[madscientist]

Hi all,

Im having a bit of difficulty integrating a rate equation for a bimolecular reaction which is 2nd order overall:

For a unimolecular reaction or a bimolecular reaction with equal concentrations of reactants its relatively easy, its just:

A + A ---> product  'or'  A --> product

Rate = k[A] ²

Upon integrating becomes:

(1/[A]_t) - (1/[A]₀) = kt


But for a bimolecular reaction with diifferent concentrations of reactants it becomes a little more tricky:

aA + bB ---> products

Rate = k[A]*[ B]

This is what i have come up with:

(1/(b*[ A] ₀ - a*[ B] ₀)) * ((ln([ B]₀/[ A]₀) - (ln([ B]_t/[ A]_t)) = kt

Is this right?

My next problem is how to write this equation as a straight line equation in order to obtain the rate constant or the [A]t or [ B]t values (if given the value for k).

Ive read that you plot ln([ B]t/[A]t) v's time, but am unsure as to what the value of k would be? is it the slope of this plot?

I understand that the straight line equation is:

y = mx + b 

y = ln([ B]t/[A]t), m = slope, x = time, b = y intercept (at x = 0)

k = ?

Any help, hints or suggestions would be greatly appreciated,

Mad

[enahs]

Second order rate equation assuming the reaction is first order in both A and B

A+Β -k-> P


      1        *    ln ( [Β]/[Β]_o  )   =  kt
[Β]_o-[A]_o           ( [A]/[A]_o  )   



How I read about what you say about how you want to plot/graph, what you are talking about plotting is sometimes referred as Pseudo First Order.

If you hold either [A] or [Β] constant, it can be considered a first order reaction because it only depends on the concentration of one reactant.

If we hold [Β] constant.
r= k[A][Β] = k'[A]
Where k' = k*[Β]_o

The easiest way to do this is to keep [Β] in large excess, ([Β]>>[A]), so as the reaction proceeds only a small amount of Β is consumed and the concentration of [Β] can be approximated as being constant.

By obtaining k' for many reactions in which [Β]>> [A] in excess but varying amounts, a plot of k' .vs. [Β] gives k as the slope.

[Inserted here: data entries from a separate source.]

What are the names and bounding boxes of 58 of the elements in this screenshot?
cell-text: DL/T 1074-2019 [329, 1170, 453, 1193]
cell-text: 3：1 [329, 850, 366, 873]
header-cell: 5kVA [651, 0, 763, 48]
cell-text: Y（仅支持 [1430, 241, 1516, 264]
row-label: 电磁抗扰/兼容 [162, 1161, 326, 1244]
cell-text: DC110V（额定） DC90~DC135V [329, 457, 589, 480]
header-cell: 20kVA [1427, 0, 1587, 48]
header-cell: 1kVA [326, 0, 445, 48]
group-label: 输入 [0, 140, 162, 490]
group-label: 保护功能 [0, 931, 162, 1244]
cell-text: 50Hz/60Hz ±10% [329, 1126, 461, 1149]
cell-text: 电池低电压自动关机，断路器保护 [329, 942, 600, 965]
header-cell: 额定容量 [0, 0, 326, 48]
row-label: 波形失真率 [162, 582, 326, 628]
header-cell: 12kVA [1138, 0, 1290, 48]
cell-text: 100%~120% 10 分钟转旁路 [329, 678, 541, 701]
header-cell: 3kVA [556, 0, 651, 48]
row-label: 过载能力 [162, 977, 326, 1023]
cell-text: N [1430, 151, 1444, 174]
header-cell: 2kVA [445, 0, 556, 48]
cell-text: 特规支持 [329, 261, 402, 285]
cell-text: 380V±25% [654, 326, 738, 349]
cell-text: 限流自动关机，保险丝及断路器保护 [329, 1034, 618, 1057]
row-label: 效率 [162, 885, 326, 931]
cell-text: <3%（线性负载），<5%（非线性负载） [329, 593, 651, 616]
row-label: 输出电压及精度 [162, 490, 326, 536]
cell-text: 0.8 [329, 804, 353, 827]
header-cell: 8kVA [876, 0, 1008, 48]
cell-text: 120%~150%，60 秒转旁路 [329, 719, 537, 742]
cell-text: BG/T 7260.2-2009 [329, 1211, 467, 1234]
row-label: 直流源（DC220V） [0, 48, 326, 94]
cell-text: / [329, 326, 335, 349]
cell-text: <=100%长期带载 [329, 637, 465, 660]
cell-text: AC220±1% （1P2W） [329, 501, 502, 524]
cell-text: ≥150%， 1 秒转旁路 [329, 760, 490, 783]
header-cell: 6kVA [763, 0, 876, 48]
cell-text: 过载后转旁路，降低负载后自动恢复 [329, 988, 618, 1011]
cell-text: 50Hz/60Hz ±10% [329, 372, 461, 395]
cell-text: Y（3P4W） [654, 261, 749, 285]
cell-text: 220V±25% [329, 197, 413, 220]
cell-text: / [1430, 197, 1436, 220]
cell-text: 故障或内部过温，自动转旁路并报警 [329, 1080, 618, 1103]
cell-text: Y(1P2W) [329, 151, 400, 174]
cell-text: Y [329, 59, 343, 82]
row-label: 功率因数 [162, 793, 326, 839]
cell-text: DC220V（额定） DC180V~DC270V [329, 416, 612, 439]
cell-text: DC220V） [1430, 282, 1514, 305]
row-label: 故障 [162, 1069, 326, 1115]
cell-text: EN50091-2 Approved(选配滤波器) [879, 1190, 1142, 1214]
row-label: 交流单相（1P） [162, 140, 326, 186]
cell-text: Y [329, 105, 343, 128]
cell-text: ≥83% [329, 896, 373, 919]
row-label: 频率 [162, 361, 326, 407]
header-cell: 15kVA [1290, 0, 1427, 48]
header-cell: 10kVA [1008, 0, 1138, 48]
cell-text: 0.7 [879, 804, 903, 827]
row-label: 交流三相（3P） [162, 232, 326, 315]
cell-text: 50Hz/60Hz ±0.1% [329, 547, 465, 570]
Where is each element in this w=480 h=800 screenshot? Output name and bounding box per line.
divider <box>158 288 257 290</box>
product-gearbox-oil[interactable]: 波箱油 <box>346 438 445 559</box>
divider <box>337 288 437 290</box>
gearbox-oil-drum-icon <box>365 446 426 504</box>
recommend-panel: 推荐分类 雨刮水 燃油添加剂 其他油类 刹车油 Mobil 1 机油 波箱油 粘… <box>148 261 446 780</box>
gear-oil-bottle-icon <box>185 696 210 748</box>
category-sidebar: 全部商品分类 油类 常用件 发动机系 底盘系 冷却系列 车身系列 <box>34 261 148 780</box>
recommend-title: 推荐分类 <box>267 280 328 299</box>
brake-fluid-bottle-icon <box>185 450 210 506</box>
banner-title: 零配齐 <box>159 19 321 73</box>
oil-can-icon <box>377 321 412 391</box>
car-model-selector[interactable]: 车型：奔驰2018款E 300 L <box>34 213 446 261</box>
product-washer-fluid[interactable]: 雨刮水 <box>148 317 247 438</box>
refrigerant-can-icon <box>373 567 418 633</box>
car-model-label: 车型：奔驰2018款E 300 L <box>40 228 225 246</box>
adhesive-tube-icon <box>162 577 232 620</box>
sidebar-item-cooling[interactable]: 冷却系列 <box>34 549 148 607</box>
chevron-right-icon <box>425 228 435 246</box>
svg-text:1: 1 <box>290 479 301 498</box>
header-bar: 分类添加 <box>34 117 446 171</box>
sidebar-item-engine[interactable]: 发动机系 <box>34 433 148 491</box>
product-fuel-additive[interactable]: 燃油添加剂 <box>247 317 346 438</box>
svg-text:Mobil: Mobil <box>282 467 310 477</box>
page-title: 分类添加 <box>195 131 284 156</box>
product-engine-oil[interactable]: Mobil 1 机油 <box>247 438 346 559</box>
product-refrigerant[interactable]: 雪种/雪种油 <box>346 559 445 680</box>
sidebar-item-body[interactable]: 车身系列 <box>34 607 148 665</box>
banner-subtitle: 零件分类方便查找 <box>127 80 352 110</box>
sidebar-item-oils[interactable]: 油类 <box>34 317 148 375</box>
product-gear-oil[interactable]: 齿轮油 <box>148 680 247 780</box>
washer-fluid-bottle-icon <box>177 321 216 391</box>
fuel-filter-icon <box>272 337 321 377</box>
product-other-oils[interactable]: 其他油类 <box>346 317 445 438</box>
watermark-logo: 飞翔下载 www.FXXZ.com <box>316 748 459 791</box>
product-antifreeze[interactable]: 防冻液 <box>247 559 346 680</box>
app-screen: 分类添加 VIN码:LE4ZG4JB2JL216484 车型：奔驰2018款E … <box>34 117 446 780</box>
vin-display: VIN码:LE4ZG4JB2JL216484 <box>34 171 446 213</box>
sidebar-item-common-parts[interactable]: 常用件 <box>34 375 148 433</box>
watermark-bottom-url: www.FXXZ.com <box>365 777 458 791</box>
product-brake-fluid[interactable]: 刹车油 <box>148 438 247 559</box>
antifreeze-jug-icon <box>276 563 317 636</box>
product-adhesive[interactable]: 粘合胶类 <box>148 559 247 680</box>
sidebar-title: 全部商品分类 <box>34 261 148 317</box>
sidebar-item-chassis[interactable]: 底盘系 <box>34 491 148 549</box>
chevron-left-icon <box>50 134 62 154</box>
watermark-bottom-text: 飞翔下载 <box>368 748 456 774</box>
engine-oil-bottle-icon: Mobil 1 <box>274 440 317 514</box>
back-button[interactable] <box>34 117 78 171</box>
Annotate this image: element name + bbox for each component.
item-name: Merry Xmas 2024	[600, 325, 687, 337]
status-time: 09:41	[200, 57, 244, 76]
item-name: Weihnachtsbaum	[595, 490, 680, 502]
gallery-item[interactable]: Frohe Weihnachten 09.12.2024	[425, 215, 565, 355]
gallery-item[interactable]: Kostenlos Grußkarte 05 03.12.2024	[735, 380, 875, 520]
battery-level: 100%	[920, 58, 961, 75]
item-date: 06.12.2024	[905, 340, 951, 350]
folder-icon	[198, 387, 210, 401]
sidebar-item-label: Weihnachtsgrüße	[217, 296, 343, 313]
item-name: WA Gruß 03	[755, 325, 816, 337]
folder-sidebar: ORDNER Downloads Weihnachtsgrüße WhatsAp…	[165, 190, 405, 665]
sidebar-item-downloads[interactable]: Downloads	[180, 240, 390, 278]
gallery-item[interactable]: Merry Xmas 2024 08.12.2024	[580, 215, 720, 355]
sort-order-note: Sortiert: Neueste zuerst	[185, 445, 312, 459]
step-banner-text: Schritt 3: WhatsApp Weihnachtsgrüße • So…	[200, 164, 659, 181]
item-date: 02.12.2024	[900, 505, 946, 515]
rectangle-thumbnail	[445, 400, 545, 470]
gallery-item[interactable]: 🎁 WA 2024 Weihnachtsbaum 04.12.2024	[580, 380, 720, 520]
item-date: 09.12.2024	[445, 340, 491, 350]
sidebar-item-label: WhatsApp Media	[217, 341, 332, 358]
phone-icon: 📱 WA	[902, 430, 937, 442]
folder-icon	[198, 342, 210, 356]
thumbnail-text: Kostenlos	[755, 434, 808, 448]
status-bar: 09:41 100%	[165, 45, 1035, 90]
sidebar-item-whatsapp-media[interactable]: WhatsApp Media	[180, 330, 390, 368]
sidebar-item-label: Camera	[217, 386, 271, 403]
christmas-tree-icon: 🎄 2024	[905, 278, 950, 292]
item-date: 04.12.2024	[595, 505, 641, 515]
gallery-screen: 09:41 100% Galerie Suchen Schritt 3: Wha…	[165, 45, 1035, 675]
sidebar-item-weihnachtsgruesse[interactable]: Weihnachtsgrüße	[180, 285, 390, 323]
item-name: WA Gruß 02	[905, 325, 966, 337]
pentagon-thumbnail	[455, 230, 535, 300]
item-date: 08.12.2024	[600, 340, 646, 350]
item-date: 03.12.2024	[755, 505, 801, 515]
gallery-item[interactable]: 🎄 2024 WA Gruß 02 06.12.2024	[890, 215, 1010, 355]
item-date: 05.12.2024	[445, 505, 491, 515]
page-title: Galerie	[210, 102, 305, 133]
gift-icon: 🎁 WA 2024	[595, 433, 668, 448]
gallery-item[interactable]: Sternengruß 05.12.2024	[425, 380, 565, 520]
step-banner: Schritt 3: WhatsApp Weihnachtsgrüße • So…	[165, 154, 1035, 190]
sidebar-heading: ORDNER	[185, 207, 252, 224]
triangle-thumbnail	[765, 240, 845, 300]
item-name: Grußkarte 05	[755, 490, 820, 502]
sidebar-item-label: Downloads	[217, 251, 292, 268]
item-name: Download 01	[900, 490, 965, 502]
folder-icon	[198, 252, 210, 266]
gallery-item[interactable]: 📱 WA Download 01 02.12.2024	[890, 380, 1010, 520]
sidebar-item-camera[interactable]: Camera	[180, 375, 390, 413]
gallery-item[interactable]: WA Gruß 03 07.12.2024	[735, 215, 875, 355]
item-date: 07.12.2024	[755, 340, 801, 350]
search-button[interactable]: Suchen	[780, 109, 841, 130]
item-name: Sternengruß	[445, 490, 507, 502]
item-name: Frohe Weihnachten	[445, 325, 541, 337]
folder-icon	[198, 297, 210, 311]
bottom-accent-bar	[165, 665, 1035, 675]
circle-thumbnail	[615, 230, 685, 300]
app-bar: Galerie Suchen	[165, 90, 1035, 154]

I am not aware of any other way to really make it a straight line. That is kinda the definition of a second order rate equation, it is not linear!

[sdekivit]

if the reaction aA + bB --> C with rate equation

     1      *   ln ( [Β]/[Β]o  )   =  kt
[Β]o-[A]o      ( [A]/[A]o  )   

you can create a linear curve by plotting plotting left side of the equation against the time with slope = k.

[enahs]

Plotting inverse of concentration as the dependent variable and t as the independent variable is only valid for second order rate equations of the form R = k[A]², I thought ? Maybe I am just mistaken.

[sdekivit]

you're confused with the equation 1/[A] - 1/[A]₀ = kt

when s = k * [A] * [ B] then

    1      *   ln ( [Β]/[Β]o  )   
[Β]o-[A]o      ( [A]/[A]o  )   

must be completely plotted against t and so your y-axis is both dependent on [A] and [ B] since both can be measured at time t.